It’s a bit old now, but this report (pdf link) by researchers at the Peterson Institute for International Economics and the World Resources Institute offers some nice supporting evidence for the role of green jobs in the economic recovery. 

They found that every $1 billion invested in “green recovery” projects, such as mass transit, weatherizing homes, and greening schools…

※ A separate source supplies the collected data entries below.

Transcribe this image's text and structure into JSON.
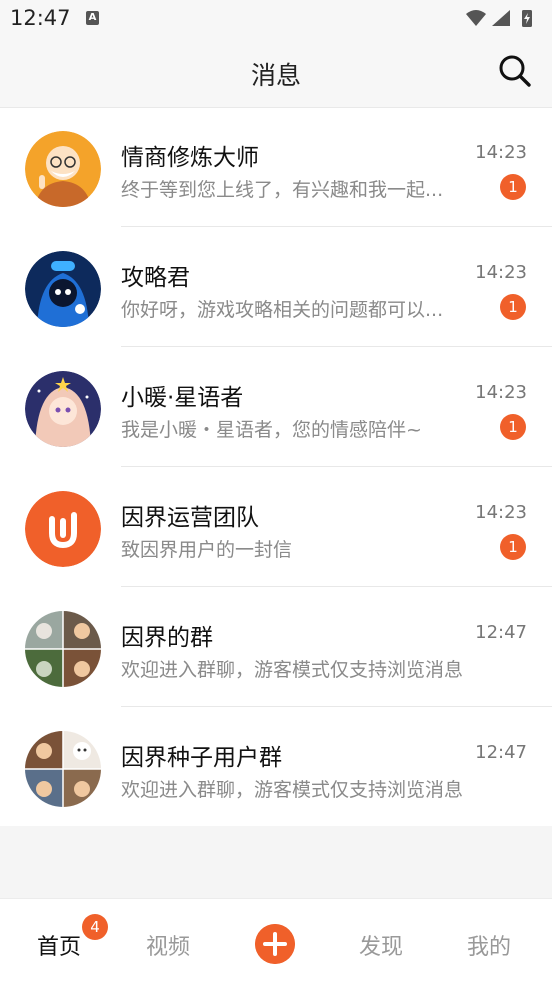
{
  "status_bar": {
    "time": "12:47",
    "notification_icon": "A"
  },
  "header": {
    "title": "消息"
  },
  "chats": [
    {
      "name": "情商修炼大师",
      "time": "14:23",
      "preview": "终于等到您上线了，有兴趣和我一起...",
      "unread": "1",
      "avatar": "monk-avatar"
    },
    {
      "name": "攻略君",
      "time": "14:23",
      "preview": "你好呀，游戏攻略相关的问题都可以...",
      "unread": "1",
      "avatar": "gamer-avatar"
    },
    {
      "name": "小暖·星语者",
      "time": "14:23",
      "preview": "我是小暖・星语者，您的情感陪伴~",
      "unread": "1",
      "avatar": "star-girl-avatar"
    },
    {
      "name": "因界运营团队",
      "time": "14:23",
      "preview": "致因界用户的一封信",
      "unread": "1",
      "avatar": "brand-logo-avatar"
    },
    {
      "name": "因界的群",
      "time": "12:47",
      "preview": "欢迎进入群聊，游客模式仅支持浏览消息",
      "unread": "",
      "avatar": "group-collage-avatar"
    },
    {
      "name": "因界种子用户群",
      "time": "12:47",
      "preview": "欢迎进入群聊，游客模式仅支持浏览消息",
      "unread": "",
      "avatar": "group-collage-avatar"
    }
  ],
  "tabbar": {
    "home": "首页",
    "home_badge": "4",
    "video": "视频",
    "discover": "发现",
    "mine": "我的"
  },
  "colors": {
    "accent": "#f0602a"
  }
}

  • …Creates 30,100 job-years.  In contrast, traditional infrastructure investments such as roads create only 25,200 job-years per $1 billion in spending. (A job-year, by the way, is a measure that incorporates both the number of jobs created and how long those jobs last. I wish that all job-creation metrics were so clear; we need good apples-to-apples comparisons for long-term vs. short-term employment effects.)
  • …Saves $450 million per year in energy costs—meaning that the initial investments pay for themselves very quickly.  In the author’s words:  “These future savings can serve as a sort of ‘efficiency pay-go’ for government outlays today,” suggesting that if they’re done right, energy saving investments can be largely self-financing.

And in case you hadn’t heard of the Peterson Institute before, it was founded by former Nixon administration commerce secretary Peter G. Peterson—a mainstream, old-school fiscal conservative.  And the report, in my view, takes a hype-free view of the economics of saving energy.  The fact that the authors found such clear job-creation benefits from saving energy makes me optimistic that, despite recent controversy, green jobs may be an issue that can bridge ideological divides.